My name is Ash, and I’m someone who believes in growing through every season of life. Motherhood has been my greatest joy and my lifelong dream, but it’s also taught me so much more about patience, perseverance, and rediscovering who I am beyond my role as “mom.”
These days, I’m focused on continuing my personal growth; returning to college, setting new goals, and showing my children what it looks like to keep showing up for yourself, even when the path isn’t easy. I’ve learned that nurturing others starts with nurturing your own dreams, too.
Appreciate your sharing that. Let’s talk about your life, growing up and some of topics and learnings around that. What relationship most shaped how you see yourself?
My life changed when my little brother was born. We’re 11 years and 6 days apart and celebrated every birthday together until I moved out of the house. His arrival came at such a formative time in my life, right when I was discovering my own independence, and it made me realize that someone was always watching. I became aware of those little eyes learning from my actions and forming values through what I modeled.

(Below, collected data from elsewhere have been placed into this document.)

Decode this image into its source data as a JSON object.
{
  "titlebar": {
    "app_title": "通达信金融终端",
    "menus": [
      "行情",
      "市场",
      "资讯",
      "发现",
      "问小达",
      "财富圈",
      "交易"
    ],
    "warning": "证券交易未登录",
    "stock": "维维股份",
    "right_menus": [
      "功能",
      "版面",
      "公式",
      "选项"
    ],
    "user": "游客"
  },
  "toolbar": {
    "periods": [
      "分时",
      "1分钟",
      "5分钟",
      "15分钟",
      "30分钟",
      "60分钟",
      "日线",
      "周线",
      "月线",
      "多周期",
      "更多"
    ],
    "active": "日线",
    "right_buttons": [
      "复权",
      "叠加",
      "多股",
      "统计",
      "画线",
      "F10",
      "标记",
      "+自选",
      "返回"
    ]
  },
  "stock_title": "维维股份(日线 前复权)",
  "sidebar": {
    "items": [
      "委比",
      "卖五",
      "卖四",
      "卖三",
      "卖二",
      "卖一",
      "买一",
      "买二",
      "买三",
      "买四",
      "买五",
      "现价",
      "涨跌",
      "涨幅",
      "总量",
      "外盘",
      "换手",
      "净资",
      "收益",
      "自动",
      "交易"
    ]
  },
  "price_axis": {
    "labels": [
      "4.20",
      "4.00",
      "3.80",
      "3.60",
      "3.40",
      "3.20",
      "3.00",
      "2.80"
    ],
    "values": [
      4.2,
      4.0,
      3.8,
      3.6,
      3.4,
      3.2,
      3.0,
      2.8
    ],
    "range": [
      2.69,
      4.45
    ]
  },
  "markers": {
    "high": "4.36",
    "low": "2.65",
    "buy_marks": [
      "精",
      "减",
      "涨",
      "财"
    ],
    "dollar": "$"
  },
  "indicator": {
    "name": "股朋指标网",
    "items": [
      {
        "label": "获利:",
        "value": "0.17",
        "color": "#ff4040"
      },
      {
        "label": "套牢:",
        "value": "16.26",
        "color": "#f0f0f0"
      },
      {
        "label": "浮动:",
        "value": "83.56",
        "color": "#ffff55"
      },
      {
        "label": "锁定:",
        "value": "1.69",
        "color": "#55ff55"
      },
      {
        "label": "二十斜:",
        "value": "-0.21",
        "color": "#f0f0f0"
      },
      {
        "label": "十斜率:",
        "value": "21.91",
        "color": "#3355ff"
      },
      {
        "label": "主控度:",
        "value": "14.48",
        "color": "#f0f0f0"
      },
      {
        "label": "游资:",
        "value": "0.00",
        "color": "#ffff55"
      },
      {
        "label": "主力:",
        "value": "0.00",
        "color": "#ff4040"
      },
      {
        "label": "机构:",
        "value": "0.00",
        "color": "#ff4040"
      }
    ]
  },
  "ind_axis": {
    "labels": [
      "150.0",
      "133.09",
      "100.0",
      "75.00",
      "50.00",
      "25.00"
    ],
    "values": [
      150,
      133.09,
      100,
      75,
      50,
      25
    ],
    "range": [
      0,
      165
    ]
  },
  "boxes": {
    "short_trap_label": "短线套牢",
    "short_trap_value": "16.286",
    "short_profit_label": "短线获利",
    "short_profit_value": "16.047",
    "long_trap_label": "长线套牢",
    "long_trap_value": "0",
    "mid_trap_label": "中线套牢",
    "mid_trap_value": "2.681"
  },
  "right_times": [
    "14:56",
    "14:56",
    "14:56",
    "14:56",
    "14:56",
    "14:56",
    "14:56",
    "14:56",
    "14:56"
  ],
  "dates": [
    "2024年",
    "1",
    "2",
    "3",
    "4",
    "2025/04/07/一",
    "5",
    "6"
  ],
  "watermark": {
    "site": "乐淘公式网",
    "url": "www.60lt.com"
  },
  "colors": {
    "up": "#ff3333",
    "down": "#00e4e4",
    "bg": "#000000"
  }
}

As we grew older, I noticed how stories about my choices and behavior would make their way back to him, shaping how he saw me and, in some ways, how he saw himself. That awareness taught me accountability, empathy, and the quiet power of example. His presence made me more intentional about the kind of person I wanted to be; which was someone worth looking up to.
When did you stop hiding your pain and start using it as power?
In 2018, I reached a breaking point where pretending everything was fine was no longer an option. I had been struggling silently with anxiety and depression for years, but the weight of keeping it hidden started affecting every part of my life; my sleep, my appetite, my focus, even my ability to drive. I finally decided to stop pretending and wrote a post opening up about what I was going through.
In that post, I shared something that still grounds me today: I will never stop crawling if it means that one day I will feel like dancing again. Writing those words was the first time I turned my pain into power. It was the moment I stopped seeing my mental illness as something shameful and started seeing it as something survivable; something that connected me to others rather than isolated me.
Since then, I’ve learned that vulnerability is strength. The more honest I am about what I’ve faced, the more people I meet who say, “me too.” That shared understanding has given my pain purpose; and that’s where its power lies.
So a lot of these questions go deep, but if you are open to it, we’ve got a few more questions that we’d love to get your take on. Is the public version of you the real you?
I try not to sing in public as much as my heart wants to; otherwise, yes, the public version of me is very much the real me. What people see is what they get. I’ve learned that it takes too much energy to maintain a version of yourself that isn’t authentic, and honestly, I don’t have the desire to pretend.
That doesn’t mean I share everything, but the parts of me I do put out into the world are honest and true. Whether I’m talking about motherhood, mental health, or personal growth, I try to show up as the same person in every space; genuine, imperfect, and still learning.
Okay, so before we go, let’s tackle one more area. What do you think people will most misunderstand about your legacy?
I think people may sometimes misunderstand the passion behind what I share. I’ve been told I come across as angry or bitter, but that isn’t what’s in my heart. I’m a lot of feelings (and yes, anger is one of them) but it’s never been my foundation. More than anything, it’s compassion and frustration at seeing how much better things could be.
I’ve lived a life filled with love and support, and I’m deeply aware of the privilege that comes from that. Because of my family’s sacrifices, most of my struggles have been internal, not survival-based. But witnessing what others have endured, hearing their stories or seeing inequity up close, has left a mark on me.
If there’s ever a misunderstanding about my legacy, I hope people look past the surface and see the heart behind it. My voice doesn’t come from bitterness or ignorance; it comes from empathy, awareness, and a desire to make things better for those who come after me.